SASU ou SAS avec associés étrangers

Bonjour,
J’envisage de créer mon entreprise sous un format de SASU. L’idée est de proposer des services aux entreprise en France et en Europe qui provient de prestations d’une entreprise étrangère (elle souhaite se développer en fait en dehors de ses frontières). Si le projet fonctionne bien d’ici un an, je transformerais la SASU en SAS avec arrivée de l’actionnaire étranger. On voudrait pouvoir indiquer dans les statuts cette possibilité.
2ème possibilité est créer dés le début une SAS avec des parts minoritaires (0,01%) de l’actionnaire étranger avec la possibilité d’ici un an de d’augmenter ses parts. Nous souhaitons que tout ceci soit notifier dans les statuts.
Qu’en pensez vous ? Qu’est-ce qui est le mieux ? et le plus simple en gestion administrative.
Je vous remercie,
Morgan

Bonjour,

Du point de vue administratif c’est pareil.

Cependant mon coeur bat en faveur de la 1ère solution ; car supposons que pour telle ou telle raison, l’actionnaire étranger vous fasse faux bond (un an c’est long) : mieux vaut qu’il ne soit pas présent tout de suite comme ça on n’aura pas à se préoccuper de le faire sortir.
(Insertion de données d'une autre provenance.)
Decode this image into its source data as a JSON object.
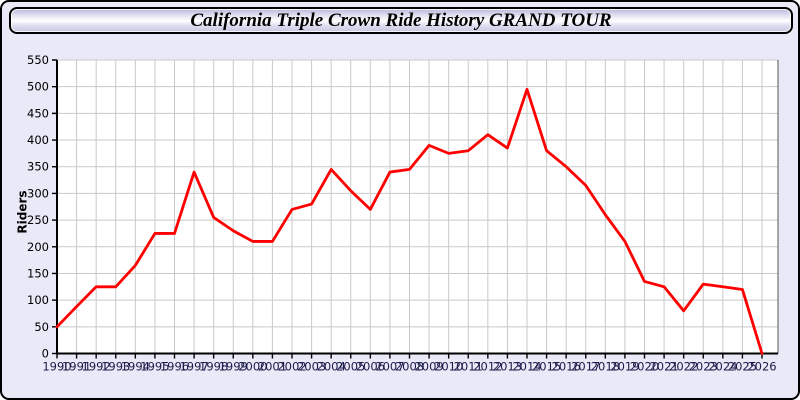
{
  "title_bar": {
    "title": "California Triple Crown Ride History GRAND TOUR"
  },
  "colors": {
    "page_background": "#e9e9f7",
    "titlebar_border": "#000000",
    "plot_background": "#ffffff",
    "grid": "#c9c9c9",
    "axis": "#000000",
    "plot_right_border": "#555555",
    "line": "#ff0000",
    "x_tick_label": "#1a1a4a",
    "y_tick_label": "#000000"
  },
  "chart_data": {
    "type": "line",
    "title": "California Triple Crown Ride History GRAND TOUR",
    "xlabel": "",
    "ylabel": "Riders",
    "ylim": [
      0,
      550
    ],
    "y_tick_step": 50,
    "y_ticks": [
      0,
      50,
      100,
      150,
      200,
      250,
      300,
      350,
      400,
      450,
      500,
      550
    ],
    "grid": true,
    "legend": false,
    "categories": [
      "1990",
      "1991",
      "1992",
      "1993",
      "1994",
      "1995",
      "1996",
      "1997",
      "1998",
      "1999",
      "2000",
      "2001",
      "2002",
      "2003",
      "2004",
      "2005",
      "2006",
      "2007",
      "2008",
      "2009",
      "2010",
      "2011",
      "2012",
      "2013",
      "2014",
      "2015",
      "2016",
      "2017",
      "2018",
      "2019",
      "2020",
      "2021",
      "2022",
      "2023",
      "2024",
      "2025",
      "2026"
    ],
    "series": [
      {
        "name": "Riders",
        "color": "#ff0000",
        "values": [
          50,
          88,
          125,
          125,
          165,
          225,
          225,
          340,
          255,
          230,
          210,
          210,
          270,
          280,
          345,
          305,
          270,
          340,
          345,
          390,
          375,
          380,
          410,
          385,
          495,
          380,
          350,
          315,
          260,
          210,
          135,
          125,
          80,
          130,
          125,
          120,
          0
        ]
      }
    ]
  }
}
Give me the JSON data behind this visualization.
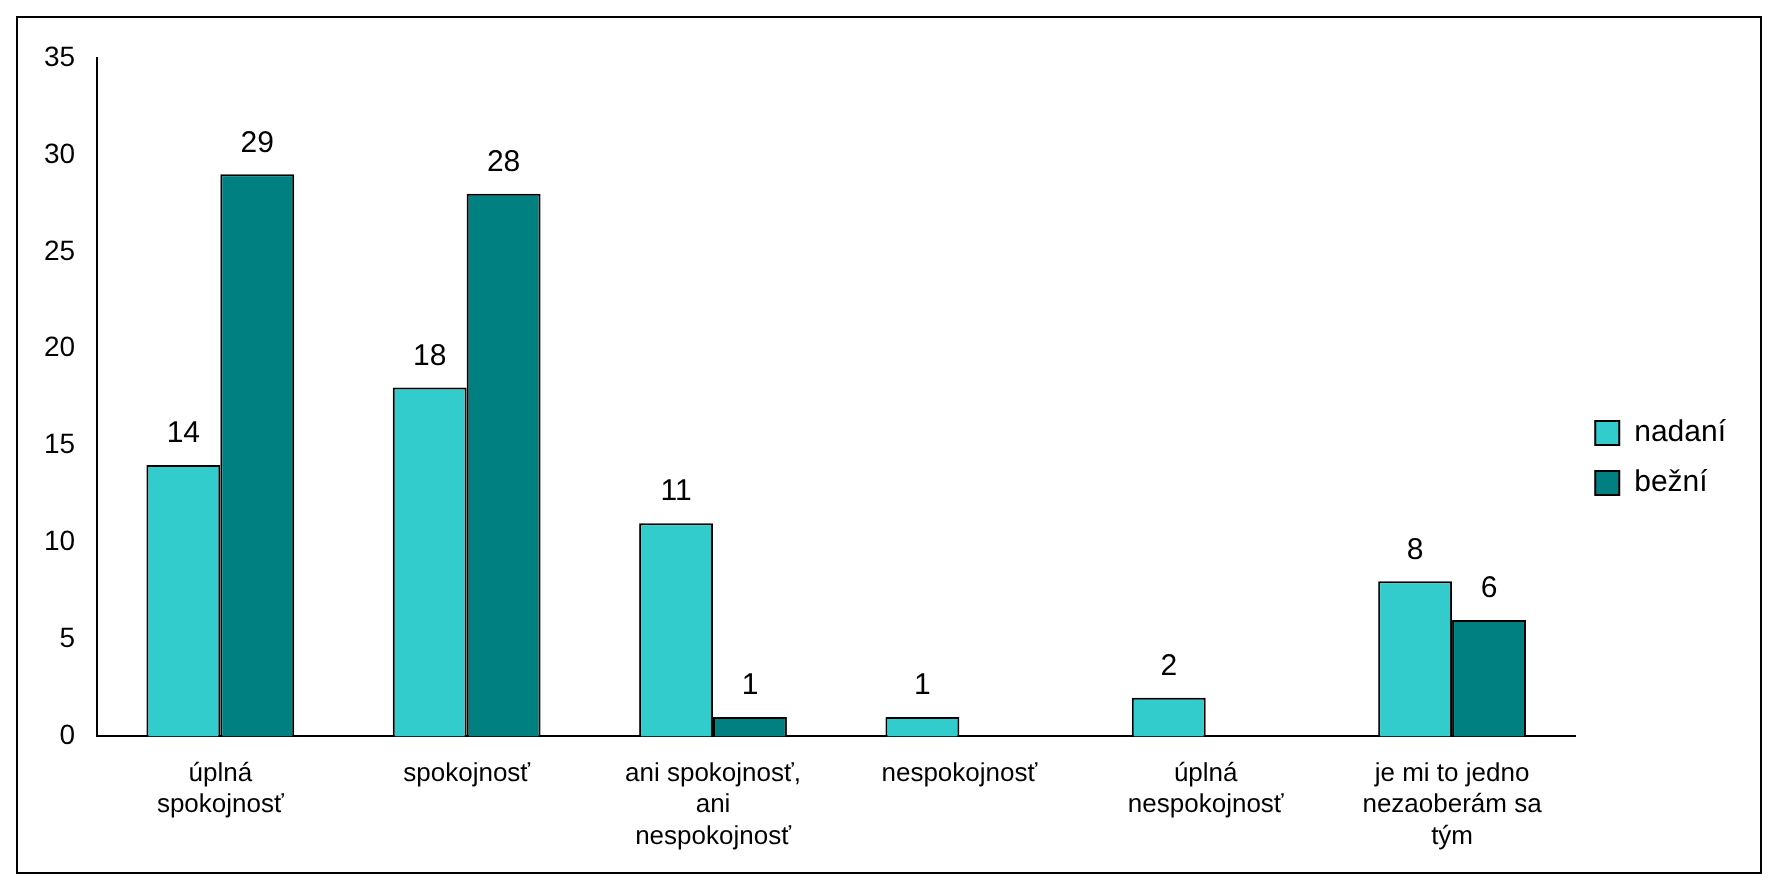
{
  "chart_data": {
    "type": "bar",
    "categories": [
      "úplná spokojnosť",
      "spokojnosť",
      "ani spokojnosť, ani nespokojnosť",
      "nespokojnosť",
      "úplná nespokojnosť",
      "je mi to jedno nezaoberám sa tým"
    ],
    "series": [
      {
        "name": "nadaní",
        "color": "#33cccc",
        "values": [
          14,
          18,
          11,
          1,
          2,
          8
        ]
      },
      {
        "name": "bežní",
        "color": "#008080",
        "values": [
          29,
          28,
          1,
          null,
          null,
          6
        ]
      }
    ],
    "ylim": [
      0,
      35
    ],
    "yticks": [
      0,
      5,
      10,
      15,
      20,
      25,
      30,
      35
    ],
    "grid": false,
    "legend": "right",
    "data_labels": true
  }
}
Si vous voulez sécuriser cet étranger en lui donnant la certitude qu’il pourra entrer à terme dans la société, je lorgnerais du côté des BSA.

Bonjour,
Merci de votre réponse rapide et de vos conseils.
Il est vrai que les BSA peuvent être un bon levier, mais comment en émettre si je démarre en SASU? C’est possible ? L’entrepreneur étranger souhaite (et cela a été convenu avec lui) avoir une option irrévocable de prise de participation dans un an. Je devrais l’indiquer dans les statuts sinon ?
Merci de nouveau.
Bien à vous,
Morgan

Ca ressemble furieusement à ce qu’on peut avoir avec un BSA.

Je ne vois rien qui interdise de le faire dès la création. Au pire on le fera dans le mois qui suivra une fois l’immatriculation RCS obtenue.

Alors là par contre je suis pas chaud. En principe en SAS tout ce qui touche aux titulaires des titres on ne le met pas dans les statuts. Je ferais ça en extrastatutaire, acte(s) séparé(s) donc.

Donc, en résumé, je crée ma SASU et par la suite (après immatriculation RCS obtenue), j’émets des BSA aux noms de l’investisseur étranger.
C’est parfait.
Merci de nouveau pour ces informations des plus précieuses !
Belle journée,
Morgan

Oui enfin bon, disons que ce sont des pistes, je n’ai rien dit de plus…

Des bonnes pistes, je dirais. J pense que je vais me faire accompagner par un cabinet de juriste pour m’aider à ficeler cela parfaitement.
Bonne journée,

Bonjour,
je ne peux donner d’expertise juridique sans connaitre votre projet ni être avocat
néanmoins voici celui du créateurs de sociétés et mentor entrepreneurial :wink:

j’étudie toujours en priorité le démarrage de SAS complète même s’il n’y a qu’un associé au départ

  • pour limiter les couts par le suite
  • engager d’emblée l’entreprise dans des régles du jeu entre les futurs actionnaires qui soit conforme à la vision du créateur.

Pour rappel : le juridique permet d’encadrer le projet économique et non l’inverse.

Par ailleurs, il est peu recommandé de faire entrer des associés qui ne partageraient pas le projet, la vision, les modes de managements de l’entreprise c’est risquer le clash et on ne peut les sortir après…

Demandez à votre business-coach ou votre conseiller entrepreneuriat il vous aidera à préparer le travail avec l’avocat en ayant travaillé votre propre projet personnel et business.

belle semaine

xavier

Bonjour Xavier,
Merci pour ce retour d’expérience et de mentorat.
Je vais suivre votre conseil concernant le démarrage de la SAS en complète même avec un seul associé au départ.
J’ai des rdv avec un cabinet juridique pour bien cerner tout cela.